The CyberBoxingZone News

Joe Koizumi

December 13, 1999

OSAKA, JAPAN-The OPBF super-fly champ MASAMORI TOKUYAMA, 114 3/4, successfully kept his regional title as he pounded out a unanimous decision over Korean flyweight champ KWANGWOONG LEE, 115, over 12.

The lanky Japanese speedster had an upper hand all the way, as he positively outjabbed Lee with precision and battered him with sharp combinations almost in every round. Only Lee's durability prevented him from being a KO victim.

Scored: referee Takeo Harada (Japan) 118-108, judge Ichiro Uenaka (Japan) 119-107 and judge Kwangwoo Lee (Korea) 106-113, all for Tokuyama, 20-2-1, 4 KOs. Lee fell to 5-2-1, 3 KOs. (Remarks: Please distinguish the Korean challenger Kwangwoon Lee from the Korean judge Kwangwoo Lee. Both had very similar names.)

Lee was penalized a point twice for holding in the third and for hitting after the referee's order to break away in the 6th, while Tokuyama also for hitting his opponent as the third man ordred them to break away in the 12th.

The WBC #10 ranked Tokuyama had acquired the vacant OPBF title by a split but popular decision over Thailand's WBC #11 ranked Pone Saengmorakot last September, as ex-champ Raffy Montalban (AKA Mangoro Ishimaru) was obliged to renounce his title due to a hand fracture. Tokuyama is willing to face the ex-titlist Montalban upon his recovery.

Fast-rising hard-hitting prospect EIICHI SUGAMA, 125 1/2, sank Thanlander SIENGTHIPYA SITSYASE-I, 127 3/4, with a single body shot for the count at 2:09 of the opening canto in a semi-final 10.

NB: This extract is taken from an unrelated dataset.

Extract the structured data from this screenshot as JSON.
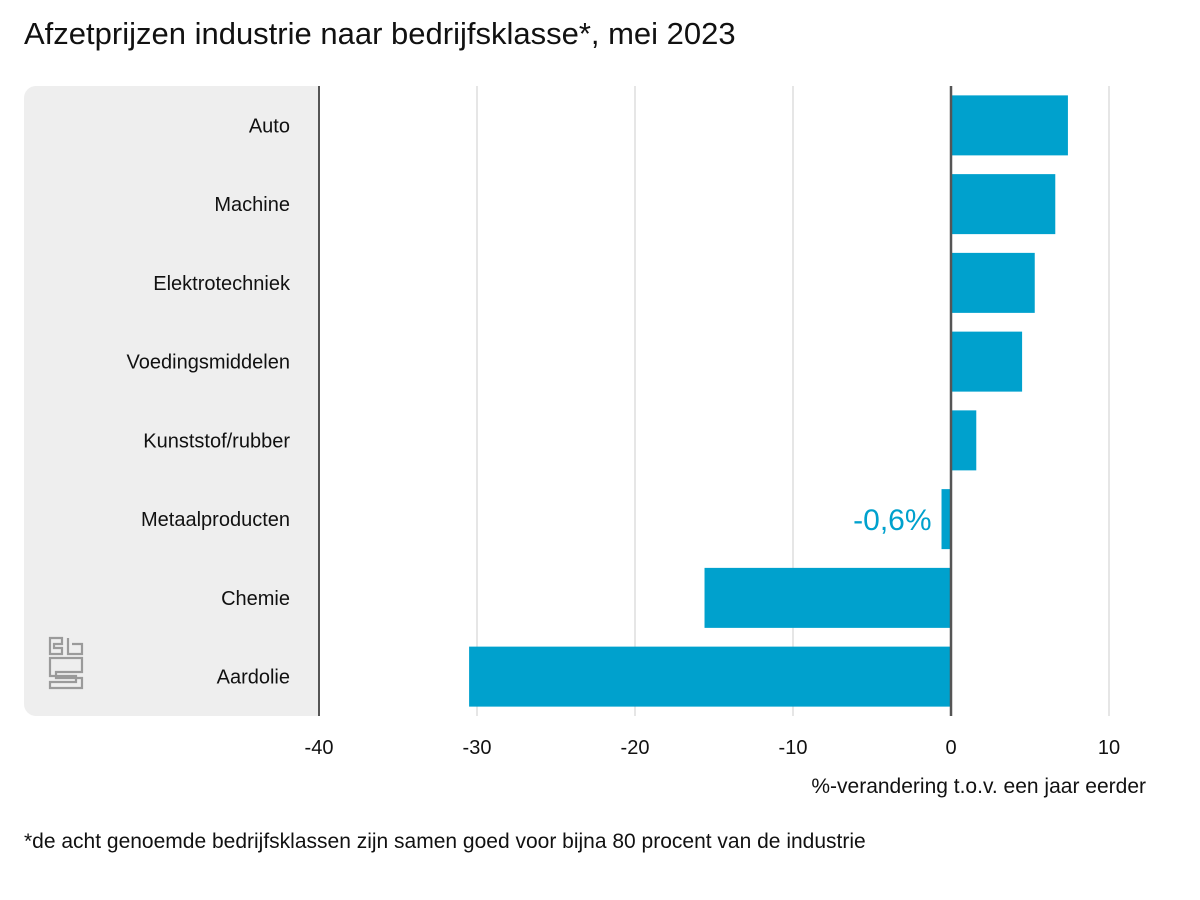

Sugama, formerly All Japan novice king tourney winner, is 15-1, 13 KOs. If his mobility becomes a bit smoother, he may be a brighter prospect. Kanazawa Promotions.
Matchmaker: Joe Koizumi.

Dec. 13
TOKYO-On the same night here at Korakuen Hall, Japanese super-feather champ KOJI ARISAWA, 130, kept his national throne, as he furiously mixed up with lefty veteran NOBUTOSHI HIRANAKA, 130, and finally made him so groggy that referee Ken Morita intervened to save the latter at 2:14 of the 4th round.

The champ, making his third defense, suffered gashes on the left side of the skull and the eyebrow in the third, but he went forward and overwhelmed the slower lefty with a flurry of body shots in the fatal session.

Arisawa is 23-1, 18 KOs with his sole defeat by Takanori Hatakeyama, future WBA 130-lbs. champ, in March of the previous year. Hiranaka, who had failed to win the world title twice against Eloy Rojas and Luisito Espinosa, dropped to 18-6-1, 11 KOs.

Arisawa previously kept his national title that he regained, in his first defense, as he survived a 4th round visit to the deck and displayed a finest last surge to eke out a split but popular decision last March. It's a grudge fight, but Koji showed his superior gameness in overwhelming the durable veteran.

YOSHITERU OKAZAKI, 130, needed just 1:16 of the opening canto to polish off Filipino REY MARSAN, 128 3/4, in a scheduled 10. Okazaki, managed by Masahiko "Fighting" Harada, is 6-0, 6 KOs. This ex-amateur boy can punch, though not yet rated by the JBC. Soka Arisawa Promotions.

MAKOTO OHKUBO, 135, finished Filipino AGUI FRANCISCO, 132 1/4, at 2:32 of the second round in a scheduled 8. Ohkubo, stablemake of Koji Arisawa, is 8-2-1, 5 KOs. The Filipino loser is reportedly 5-5-1, a KO.